The purpose of this study was to investigate the ability and efficacy of inducing sonoporation in a clinical setting, using commercially available technology, to increase the patients’ quality of life and extend the low Eastern Cooperative Oncology Group performance grade; as a result increasing the overall survival in patients with pancreatic adenocarcinoma.Methods:
Patients were treated using a customized configuration of a commercial clinical ultrasound scanner over a time period of 31.5 min following standard chemotherapy treatment with gemcitabine.

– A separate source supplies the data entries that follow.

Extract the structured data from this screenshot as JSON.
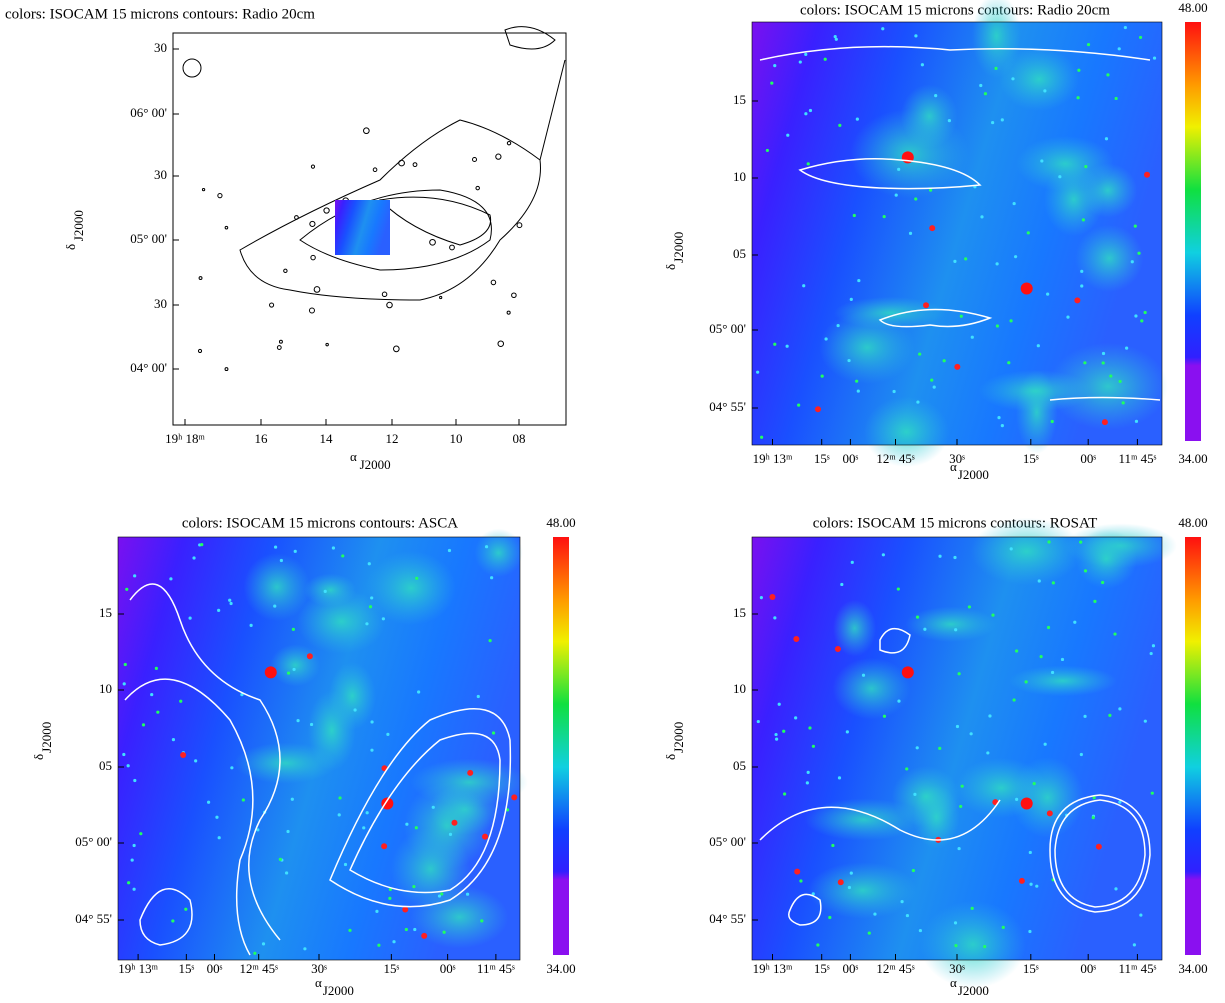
{
  "panels": [
    {
      "title": "colors: ISOCAM 15 microns  contours: Radio 20cm",
      "y_ticks": [
        "30",
        "06° 00'",
        "30",
        "05° 00'",
        "30",
        "04° 00'"
      ],
      "x_ticks": [
        "19ʰ 18ᵐ",
        "16",
        "14",
        "12",
        "10",
        "08"
      ],
      "x_label": {
        "symbol": "α",
        "subscript": "J2000"
      },
      "y_label": {
        "symbol": "δ",
        "subscript": "J2000"
      }
    },
    {
      "title": "colors: ISOCAM 15 microns    contours: Radio 20cm",
      "y_ticks": [
        "15",
        "10",
        "05",
        "05° 00'",
        "04° 55'"
      ],
      "x_ticks": [
        "19ʰ 13ᵐ",
        "15ˢ",
        "00ˢ",
        "12ᵐ 45ˢ",
        "30ˢ",
        "15ˢ",
        "00ˢ",
        "11ᵐ 45ˢ"
      ],
      "x_label": {
        "symbol": "α",
        "subscript": "J2000"
      },
      "y_label": {
        "symbol": "δ",
        "subscript": "J2000"
      },
      "colorbar": {
        "max": "48.00",
        "min": "34.00"
      }
    },
    {
      "title": "colors: ISOCAM 15 microns    contours: ASCA",
      "y_ticks": [
        "15",
        "10",
        "05",
        "05° 00'",
        "04° 55'"
      ],
      "x_ticks": [
        "19ʰ 13ᵐ",
        "15ˢ",
        "00ˢ",
        "12ᵐ 45ˢ",
        "30ˢ",
        "15ˢ",
        "00ˢ",
        "11ᵐ 45ˢ"
      ],
      "x_label": {
        "symbol": "α",
        "subscript": "J2000"
      },
      "y_label": {
        "symbol": "δ",
        "subscript": "J2000"
      },
      "colorbar": {
        "max": "48.00",
        "min": "34.00"
      }
    },
    {
      "title": "colors: ISOCAM 15 microns    contours: ROSAT",
      "y_ticks": [
        "15",
        "10",
        "05",
        "05° 00'",
        "04° 55'"
      ],
      "x_ticks": [
        "19ʰ 13ᵐ",
        "15ˢ",
        "00ˢ",
        "12ᵐ 45ˢ",
        "30ˢ",
        "15ˢ",
        "00ˢ",
        "11ᵐ 45ˢ"
      ],
      "x_label": {
        "symbol": "α",
        "subscript": "J2000"
      },
      "y_label": {
        "symbol": "δ",
        "subscript": "J2000"
      },
      "colorbar": {
        "max": "48.00",
        "min": "34.00"
      }
    }
  ]
}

SonoVue® ultrasound contrast agent was injected intravascularly during the treatment with the aim to induce sonoporation.Results:
Using the authors’ custom acoustic settings, the authors’ patients were able to undergo an increased number of treatment cycles; from an average of 9 cycles, to an average of 16 cycles when comparing to a historical control group of 80 patients. In two out of five patients treated, the maximum tumor diameter was temporally decreased to 80 ± 5% and permanently to 70 ± 5% of their original size, while the other patients showed reduced growth. The authors also explain and characterize the settings and acoustic output obtained from a commercial clinical scanner used for combined ultrasound microbubble and chemotherapy treatment.Conclusions:
It is possible to combine ultrasound, microbubbles, and chemotherapy in a clinical setting using commercially available clinical ultrasound scanners to increase the number of treatment cycles, prolonging the quality of life in patients with pancreatic adenocarcinoma compared to chemotherapy alone.